Gonzalo Bernardos, Advisor de Trioteca y profesor de Economía en la Universidad de Barcelona, analiza en el CET de este mes si cancelar antes de tiempo un préstamo hipotecario es siempre una buena decisión y advierte de que, en la práctica, muchos hogares actúan más por motivos emocionales que financieros. Según explica, para numerosas familias una hipoteca “equivale a cargar cada día con una mochila a la espalda”, por lo que su prioridad es dejar de compartir la vivienda con el banco, aunque ello no siempre sea la opción más rentable.

El economista subraya que la mayoría de los prestatarios no evalúa los factores económicos antes de amortizar, ya que “el componente psicológico prima sobre el financiero” y, además, existe una baja cultura inversora: muchos ahorradores “no saben dónde colocar su dinero” y optan por productos conservadores aunque ofrezcan menor rentabilidad.

Desde un punto de vista estrictamente económico, Bernardos señala que la clave está en el tipo de interés real. Cuando es positivo, la amortización anticipada puede ser recomendable porque reduce la pérdida de poder adquisitivo. Sin embargo, cuando es negativo ocurre lo contrario: “un crédito incrementa el poder adquisitivo del deudor” y, en ese contexto, la hipoteca “constituye un pequeño tesoro familiar”, ya que funciona como una “pequeña hucha” que genera ganancia real con el paso del tiempo.

El experto recuerda que estos escenarios pueden darse, por ejemplo, cuando la inflación supera claramente al coste del préstamo, algo que ya ha ocurrido en periodos recientes, incluso como consecuencia de “la errónea política monetaria del BCE”. En esos casos, amortizar anticipadamente supondría renunciar a una ventaja financiera significativa.

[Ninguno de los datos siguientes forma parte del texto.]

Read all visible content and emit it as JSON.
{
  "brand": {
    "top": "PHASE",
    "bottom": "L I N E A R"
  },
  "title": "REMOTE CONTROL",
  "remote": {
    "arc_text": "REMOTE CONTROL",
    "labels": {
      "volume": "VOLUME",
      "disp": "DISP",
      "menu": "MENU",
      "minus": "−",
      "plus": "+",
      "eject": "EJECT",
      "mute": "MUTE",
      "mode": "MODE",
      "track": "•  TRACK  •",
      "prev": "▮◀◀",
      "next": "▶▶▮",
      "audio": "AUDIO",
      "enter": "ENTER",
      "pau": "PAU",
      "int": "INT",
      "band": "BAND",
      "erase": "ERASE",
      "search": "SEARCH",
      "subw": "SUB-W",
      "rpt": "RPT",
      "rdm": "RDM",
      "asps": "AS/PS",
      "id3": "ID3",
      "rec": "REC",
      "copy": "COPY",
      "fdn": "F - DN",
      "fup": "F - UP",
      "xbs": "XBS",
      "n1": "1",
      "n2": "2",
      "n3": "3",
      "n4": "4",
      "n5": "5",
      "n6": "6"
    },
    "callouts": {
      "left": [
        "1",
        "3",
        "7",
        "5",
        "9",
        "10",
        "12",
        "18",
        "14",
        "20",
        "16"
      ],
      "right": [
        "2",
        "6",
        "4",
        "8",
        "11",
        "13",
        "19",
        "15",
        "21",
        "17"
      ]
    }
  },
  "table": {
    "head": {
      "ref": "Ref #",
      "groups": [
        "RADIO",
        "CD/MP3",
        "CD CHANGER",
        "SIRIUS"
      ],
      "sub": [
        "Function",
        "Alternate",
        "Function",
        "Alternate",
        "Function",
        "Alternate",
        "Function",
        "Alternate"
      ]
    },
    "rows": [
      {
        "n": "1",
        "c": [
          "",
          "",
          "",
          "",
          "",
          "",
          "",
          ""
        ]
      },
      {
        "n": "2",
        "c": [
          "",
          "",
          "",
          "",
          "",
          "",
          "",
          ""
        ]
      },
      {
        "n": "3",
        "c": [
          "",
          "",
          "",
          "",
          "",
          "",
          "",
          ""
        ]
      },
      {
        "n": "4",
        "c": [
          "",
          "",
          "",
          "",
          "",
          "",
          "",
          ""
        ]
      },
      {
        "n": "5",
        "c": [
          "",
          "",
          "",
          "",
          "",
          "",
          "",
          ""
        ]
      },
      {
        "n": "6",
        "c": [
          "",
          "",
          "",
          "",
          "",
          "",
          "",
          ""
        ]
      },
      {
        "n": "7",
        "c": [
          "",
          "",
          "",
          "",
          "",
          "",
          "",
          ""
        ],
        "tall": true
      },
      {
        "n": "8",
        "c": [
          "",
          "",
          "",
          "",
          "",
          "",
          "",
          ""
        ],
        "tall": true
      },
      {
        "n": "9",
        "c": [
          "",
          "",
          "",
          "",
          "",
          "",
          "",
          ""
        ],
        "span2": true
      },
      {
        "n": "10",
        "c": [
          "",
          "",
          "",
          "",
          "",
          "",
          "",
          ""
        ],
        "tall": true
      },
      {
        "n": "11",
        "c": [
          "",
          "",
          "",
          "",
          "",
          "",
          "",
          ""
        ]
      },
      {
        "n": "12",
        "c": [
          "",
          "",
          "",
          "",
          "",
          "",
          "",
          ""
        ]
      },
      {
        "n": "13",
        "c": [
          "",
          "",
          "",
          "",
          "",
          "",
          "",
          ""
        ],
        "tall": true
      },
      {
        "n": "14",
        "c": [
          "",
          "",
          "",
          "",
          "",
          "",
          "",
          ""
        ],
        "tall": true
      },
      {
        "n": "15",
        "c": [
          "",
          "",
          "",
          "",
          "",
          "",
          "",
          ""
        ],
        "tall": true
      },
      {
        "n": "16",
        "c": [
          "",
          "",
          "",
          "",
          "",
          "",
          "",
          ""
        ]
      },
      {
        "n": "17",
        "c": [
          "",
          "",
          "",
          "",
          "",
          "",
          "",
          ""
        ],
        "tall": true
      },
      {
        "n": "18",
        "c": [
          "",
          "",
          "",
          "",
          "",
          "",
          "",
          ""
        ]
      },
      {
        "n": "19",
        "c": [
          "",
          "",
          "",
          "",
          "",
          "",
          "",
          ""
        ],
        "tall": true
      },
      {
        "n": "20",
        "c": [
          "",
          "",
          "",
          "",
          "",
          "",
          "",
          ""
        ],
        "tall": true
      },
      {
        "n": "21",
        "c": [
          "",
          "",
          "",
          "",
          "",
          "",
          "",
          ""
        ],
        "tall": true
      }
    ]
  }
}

Aun así, Bernardos lanza un mensaje que rompe con la visión tradicional sobre el endeudamiento: “por sí misma, la deuda no es el demonio de las finanzas, pues solo es maligna si es excesiva”. Por ello, insiste en que la decisión de amortizar debe basarse en el análisis del entorno económico y del perfil de riesgo del hipotecado, y no únicamente en el deseo de eliminar deuda cuanto antes.